This project aims to create two classification models for political social media posts. The first is a binary classifier to predict whether the posts are partisan or neutral. The second is a multiclass model that predicts the overall message category of a post. The data used for this project is Crowdflower's 2015 Political Social Media Posts dataset, which contains Facebook and Twitter posts from politicians' accounts, as well as human-labeled variables such as the post's bias and the substance of its message. There are 5000 total posts and 21 columns in the dataset. The ability to classify the bias and message of politicians' posts can help constituents, political organizations, and research institutions better understand their political views.
Word clouds, word frequency plots, and bigram plots were used to explore the most common words/word pairings in subsets of the data. The social media posts were cleaned and then numerically encoded using TDF-IDF. The dependent variables, bias and message, were dummy encoded and label encoded, respectively.
Due to extreme class imbalance, models were trained on balanced data that was sampled using the Synthetic Minority Oversampling Technique (SMOTE).

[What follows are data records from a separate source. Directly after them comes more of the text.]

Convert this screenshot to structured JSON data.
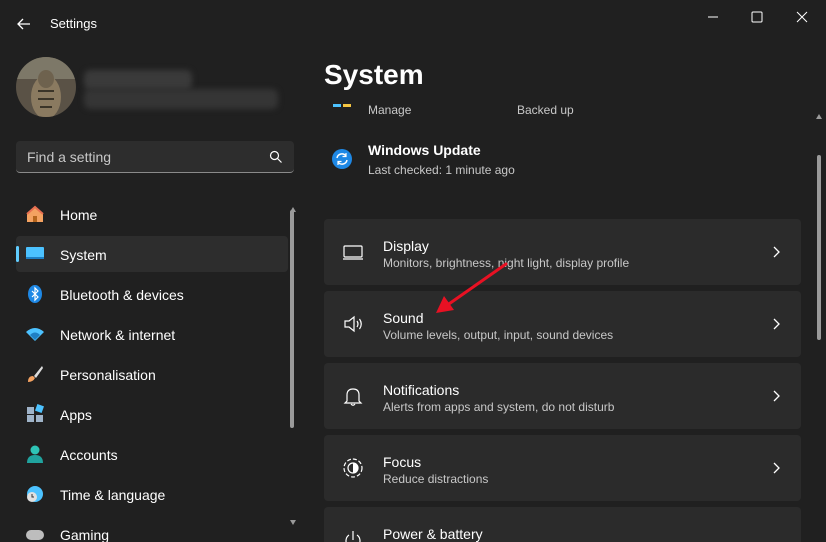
{
  "window": {
    "title": "Settings"
  },
  "search": {
    "placeholder": "Find a setting"
  },
  "sidebar": {
    "items": [
      {
        "label": "Home",
        "icon": "home-icon"
      },
      {
        "label": "System",
        "icon": "system-icon",
        "selected": true
      },
      {
        "label": "Bluetooth & devices",
        "icon": "bluetooth-icon"
      },
      {
        "label": "Network & internet",
        "icon": "wifi-icon"
      },
      {
        "label": "Personalisation",
        "icon": "brush-icon"
      },
      {
        "label": "Apps",
        "icon": "apps-icon"
      },
      {
        "label": "Accounts",
        "icon": "person-icon"
      },
      {
        "label": "Time & language",
        "icon": "clock-globe-icon"
      },
      {
        "label": "Gaming",
        "icon": "gamepad-icon"
      }
    ]
  },
  "main": {
    "title": "System",
    "top_row": {
      "manage_label": "Manage",
      "backed_label": "Backed up"
    },
    "windows_update": {
      "title": "Windows Update",
      "subtitle": "Last checked: 1 minute ago"
    },
    "cards": [
      {
        "title": "Display",
        "subtitle": "Monitors, brightness, night light, display profile",
        "icon": "monitor-icon"
      },
      {
        "title": "Sound",
        "subtitle": "Volume levels, output, input, sound devices",
        "icon": "speaker-icon"
      },
      {
        "title": "Notifications",
        "subtitle": "Alerts from apps and system, do not disturb",
        "icon": "bell-icon"
      },
      {
        "title": "Focus",
        "subtitle": "Reduce distractions",
        "icon": "focus-icon"
      },
      {
        "title": "Power & battery",
        "subtitle": "",
        "icon": "power-icon"
      }
    ]
  },
  "colors": {
    "background": "#202020",
    "card": "#2b2b2b",
    "accent": "#60cdff",
    "annotation_arrow": "#e81123"
  }
}
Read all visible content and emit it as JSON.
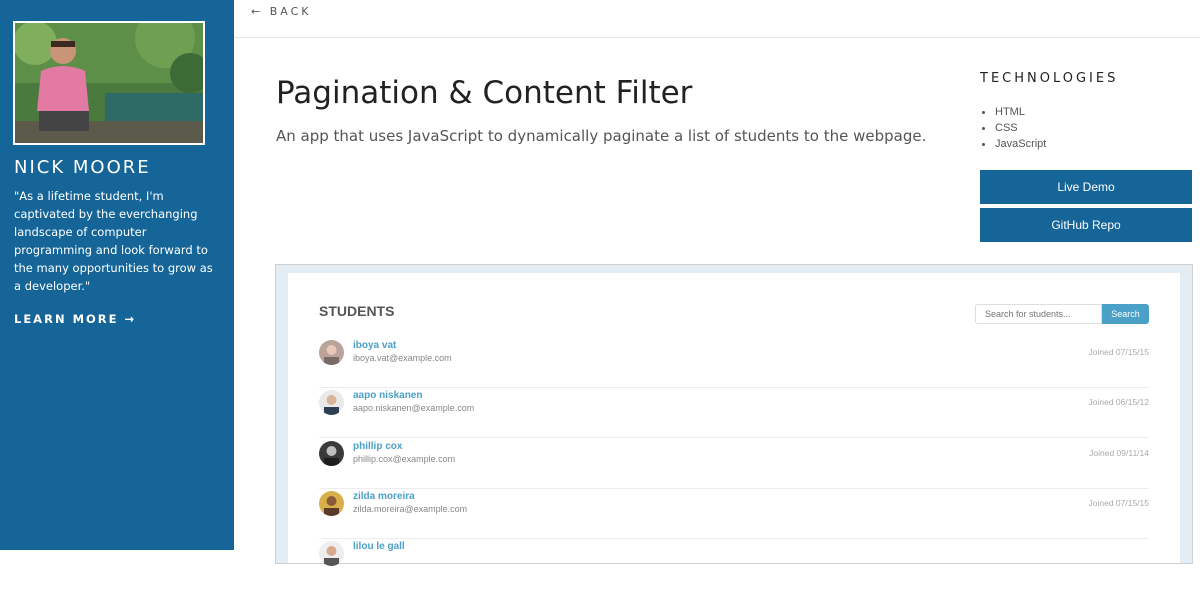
{
  "nav": {
    "back_label": "← BACK"
  },
  "profile": {
    "name": "NICK MOORE",
    "quote": "\"As a lifetime student, I'm captivated by the everchanging landscape of computer programming and look forward to the many opportunities to grow as a developer.\"",
    "learn_more": "LEARN MORE →"
  },
  "project": {
    "title": "Pagination & Content Filter",
    "description": "An app that uses JavaScript to dynamically paginate a list of students to the webpage."
  },
  "technologies": {
    "heading": "TECHNOLOGIES",
    "items": [
      "HTML",
      "CSS",
      "JavaScript"
    ]
  },
  "actions": {
    "live_demo": "Live Demo",
    "github_repo": "GitHub Repo"
  },
  "preview": {
    "heading": "STUDENTS",
    "search_placeholder": "Search for students...",
    "search_button": "Search",
    "students": [
      {
        "name": "iboya vat",
        "email": "iboya.vat@example.com",
        "joined": "Joined 07/15/15"
      },
      {
        "name": "aapo niskanen",
        "email": "aapo.niskanen@example.com",
        "joined": "Joined 06/15/12"
      },
      {
        "name": "phillip cox",
        "email": "phillip.cox@example.com",
        "joined": "Joined 09/11/14"
      },
      {
        "name": "zilda moreira",
        "email": "zilda.moreira@example.com",
        "joined": "Joined 07/15/15"
      },
      {
        "name": "lilou le gall",
        "email": "",
        "joined": ""
      }
    ]
  },
  "colors": {
    "brand": "#156598",
    "accent": "#4aa0c6"
  }
}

A random forest model was created and optimmized for the bias classification task. A K-Nearest Neighbors model was optimized for classifying the posts' message.
The models were used to make predictions on a new, small sample of Tweets collected using Tweepy and Twitter's API.
The confusion matrices below provide a visual overview of the performance of the models on test data:
The Random Forest classifier had 91% accuracy and the KNN classifier had 87% accuracy.
The random forest model can be used to predict whether a social media post is partisan or neutral with high accuracy. After collecting Tweets or other social media posts for more recent data, partisan posts can be identified and extracted for review by constituents or organizations interested in learning more about a particular politician’s views.
The KNN model can classify the message of a post with significantly higher accuracy than random guessing, and performs particularly well on the following classes: attack, constituency, media, mobilization, and ‘other’. The exploratory analysis suggested that posts perceived as partisan tend to contain words/word pairings related to specific policy or legislative issues, like ‘law’, ‘health care,’ and ‘immigration reform.’ These terms can be used in queries when attempting to collect partisan posts.
Future work should test and optimize different model types, particularly for the message classification task. Given the age of this dataset, it may also be fruitful to collect and label more recent data of a similar type. With such data, future work could assess how the distribution of classes has changed since 2015.